Which workload is better? I don’t at all trust users to get this right, at least for real, non-benchmark code.

> 
> Without the rule, the two workload at least produces consistent
> profile data.  With the Laplace rule, you get 50 in one case, and 66
> in the other.

Yes, but you’ve got more information in one case than the other. This is a feature IMO, not a bug. It’s entirely possible that with workload 2, the loop may have executed for a drastically different number of iterations. The fact that it did not, i.e., that it was consistent with workload 1, is more information that you did not have before. It makes sense for the compiler to be more aggressive when it has more data.

> 
> Having some technology to improve confidence of the profile data is
> fine, but I don't see
> 1) how laplace rule is good for it

What do you not understand about it? As the counts get larger, LaPlace’s rule fades into the noise. It only makes a difference for cases where some of the counts are *very* small, and in those cases, it very simply adjust the weights to make optimizations less aggressive.

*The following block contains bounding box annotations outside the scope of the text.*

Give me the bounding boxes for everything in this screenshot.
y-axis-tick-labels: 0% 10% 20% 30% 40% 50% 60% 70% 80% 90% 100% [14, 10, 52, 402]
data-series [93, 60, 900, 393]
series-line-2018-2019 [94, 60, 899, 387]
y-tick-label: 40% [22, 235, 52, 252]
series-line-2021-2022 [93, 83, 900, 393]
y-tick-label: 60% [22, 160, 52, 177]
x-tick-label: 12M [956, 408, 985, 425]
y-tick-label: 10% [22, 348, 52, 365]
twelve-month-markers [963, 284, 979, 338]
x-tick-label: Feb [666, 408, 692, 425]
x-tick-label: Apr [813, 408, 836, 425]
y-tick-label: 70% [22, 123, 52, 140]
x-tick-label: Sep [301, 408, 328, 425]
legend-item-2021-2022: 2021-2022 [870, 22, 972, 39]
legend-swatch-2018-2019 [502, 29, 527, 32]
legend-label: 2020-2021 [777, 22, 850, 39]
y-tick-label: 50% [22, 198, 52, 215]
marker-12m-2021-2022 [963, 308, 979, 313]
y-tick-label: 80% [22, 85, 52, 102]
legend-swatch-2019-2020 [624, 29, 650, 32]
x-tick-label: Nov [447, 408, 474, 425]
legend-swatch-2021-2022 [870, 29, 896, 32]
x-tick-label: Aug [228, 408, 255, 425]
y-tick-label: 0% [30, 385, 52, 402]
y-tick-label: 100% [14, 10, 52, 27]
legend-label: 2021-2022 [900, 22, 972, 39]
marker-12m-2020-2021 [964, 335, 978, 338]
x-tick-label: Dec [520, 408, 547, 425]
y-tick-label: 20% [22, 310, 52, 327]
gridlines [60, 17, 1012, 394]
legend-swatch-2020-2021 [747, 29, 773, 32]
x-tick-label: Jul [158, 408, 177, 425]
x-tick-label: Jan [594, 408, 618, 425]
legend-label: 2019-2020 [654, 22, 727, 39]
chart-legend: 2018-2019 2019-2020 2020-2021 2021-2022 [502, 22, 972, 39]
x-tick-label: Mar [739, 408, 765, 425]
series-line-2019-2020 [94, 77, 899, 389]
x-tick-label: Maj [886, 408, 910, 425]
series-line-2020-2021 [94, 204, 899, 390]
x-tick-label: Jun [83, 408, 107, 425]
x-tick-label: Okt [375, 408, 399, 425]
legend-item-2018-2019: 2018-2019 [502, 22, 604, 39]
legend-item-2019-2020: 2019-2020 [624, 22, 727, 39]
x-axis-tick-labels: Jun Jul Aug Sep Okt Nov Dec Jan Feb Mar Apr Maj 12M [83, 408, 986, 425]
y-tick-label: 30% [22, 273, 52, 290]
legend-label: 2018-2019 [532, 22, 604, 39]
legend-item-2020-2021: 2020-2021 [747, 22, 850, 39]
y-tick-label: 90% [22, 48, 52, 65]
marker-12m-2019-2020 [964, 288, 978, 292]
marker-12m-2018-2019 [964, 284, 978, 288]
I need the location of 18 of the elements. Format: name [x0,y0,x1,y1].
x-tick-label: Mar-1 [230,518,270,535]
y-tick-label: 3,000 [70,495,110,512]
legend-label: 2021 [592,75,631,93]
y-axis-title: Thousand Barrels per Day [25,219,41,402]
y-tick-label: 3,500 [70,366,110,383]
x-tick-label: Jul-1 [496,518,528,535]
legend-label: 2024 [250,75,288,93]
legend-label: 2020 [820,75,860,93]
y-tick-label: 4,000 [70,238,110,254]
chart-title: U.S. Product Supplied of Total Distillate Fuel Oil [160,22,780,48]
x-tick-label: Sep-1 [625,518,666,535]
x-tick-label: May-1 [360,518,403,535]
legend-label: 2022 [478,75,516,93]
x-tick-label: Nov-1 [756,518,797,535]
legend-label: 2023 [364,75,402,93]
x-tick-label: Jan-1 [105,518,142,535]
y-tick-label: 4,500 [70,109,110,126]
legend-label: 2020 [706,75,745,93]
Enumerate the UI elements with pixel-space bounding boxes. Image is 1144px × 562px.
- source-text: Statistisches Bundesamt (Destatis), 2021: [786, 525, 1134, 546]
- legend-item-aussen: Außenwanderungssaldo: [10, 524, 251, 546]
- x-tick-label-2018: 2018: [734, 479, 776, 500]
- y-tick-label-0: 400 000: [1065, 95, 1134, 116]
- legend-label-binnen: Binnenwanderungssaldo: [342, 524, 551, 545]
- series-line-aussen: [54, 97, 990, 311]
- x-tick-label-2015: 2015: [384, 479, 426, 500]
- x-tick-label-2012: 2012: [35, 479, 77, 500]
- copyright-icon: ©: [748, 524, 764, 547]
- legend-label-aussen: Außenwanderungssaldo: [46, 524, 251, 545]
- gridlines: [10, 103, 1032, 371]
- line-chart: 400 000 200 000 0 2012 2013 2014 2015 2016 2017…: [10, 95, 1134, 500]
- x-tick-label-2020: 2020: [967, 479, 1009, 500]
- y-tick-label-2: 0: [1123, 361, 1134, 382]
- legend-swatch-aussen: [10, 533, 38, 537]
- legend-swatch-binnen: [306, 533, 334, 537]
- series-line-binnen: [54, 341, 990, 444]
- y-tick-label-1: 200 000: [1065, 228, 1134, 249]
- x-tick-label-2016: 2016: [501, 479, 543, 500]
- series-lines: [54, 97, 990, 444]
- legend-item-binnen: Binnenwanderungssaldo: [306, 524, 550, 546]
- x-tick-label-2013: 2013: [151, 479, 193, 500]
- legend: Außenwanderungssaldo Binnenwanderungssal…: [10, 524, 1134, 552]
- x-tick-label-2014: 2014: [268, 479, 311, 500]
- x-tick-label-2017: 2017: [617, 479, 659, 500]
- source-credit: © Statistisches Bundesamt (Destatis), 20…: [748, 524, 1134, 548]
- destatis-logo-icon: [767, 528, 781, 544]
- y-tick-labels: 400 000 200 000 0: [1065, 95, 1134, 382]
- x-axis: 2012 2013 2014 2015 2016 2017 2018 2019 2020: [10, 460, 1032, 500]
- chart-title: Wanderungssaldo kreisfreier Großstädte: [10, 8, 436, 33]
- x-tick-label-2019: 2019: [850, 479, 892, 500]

> 2) why this can not be done in the consumer side (i.e., faithfully
> record the profile data).

What does this have to do with how faithfully the profile is recorded? We’ve got fully accurate data, but if the profiling inputs are too small or not representative, you may still get poor optimization choices.

> 
> 
>> 
>>> 2) result in bad inlining decisions. For instance:
>>>   for (...)
>>>       bar();  // (1)
>>> 
>>> where (1) is the only callsite to bar().   Using the rule, BB count
>>> enclosing the call to bar() can be as low as half of the entry count
>>> of bar().  Inliner will get confused and think there are more hot
>>> callsites to 'bar' and  make suboptimal decisions ..
>>> 
>>> Also if bar has calls to other functions, those callsites will look
>>> hotter than the call to 'bar' …
>> 
>> Your own proposal for recording entry counts is to record “relative hotness”, not absolute profile counts.
> 
> The proposal is to record 'global hotness' that can used to compare
> relative hotness across procedural boundaries (e.g. callsites in
> different callers). Profile counts satisfies this condition.
> 
>> On the caller’s side, we’ve got a branch weight influenced by LaPlace’s rule that is then used to compute BlockFrequency and you’re concerned about a mismatch between that the “relative hotness” recorded for the callee??
> 
> Basically, say the caller is test()
> 
> bar(){
>  // ENTRY count =  100 (from profile data)
>  // ENTRY freq = 1
> 
>  // BB2: Freq(BB2) = 1, count = 100
>  foo ();              (2)
> }
> 
> 
> test() {
>   // ENTRY count = 1 (from profile data)
>   // Entry Freq = 1
>   for (i = 0; i < 100; i++) {
>       // BB1: Freq(BB1) = 50 due to Laplace rule
>       bar();  // Freq = 50, count = 50    (1)
>    }
> }
> 
> With laplace rule, the block freq computed for bar's enclosing BB will
> be wrong -- as a result, the bar's enclosing BB's count will  be wrong
> too: 50*1/1 = 50.
> 
> The global hotness of call site (1) & (2) should be the same, but
> distorted when Laplace rule is used.
> 
> Yes, we care about using PGO across routine boundaries for IPO.

I understand the issue, but my point was that you should simply not do that. You’re objecting to LaPlace’s rule based on a hypothetical comparison of block frequencies vs. entry counts. There is nothing in LLVM that does that now. We don’t even have entry counts.

I don’t see how you can argue that LaPlace’s rule is bad because it could affect an apples vs. oranges comparison of something that does not even exist yet.

> 
>> 
>>> 
>>> The attached are two cases as well as the frequency graph computed
>>> today (with the laplace rule) and the correct frequency expected.
>> 
>> I’d be a lot more interested to see a real-world example.
> 
> See my reply above. On the other hand, I'd like to see examples where
> LaPlace Rule can actually help improve the profile data quality.

It’s not about improving the results — it’s about preventing clang from being overly aggressive about optimizing based on limited profile data.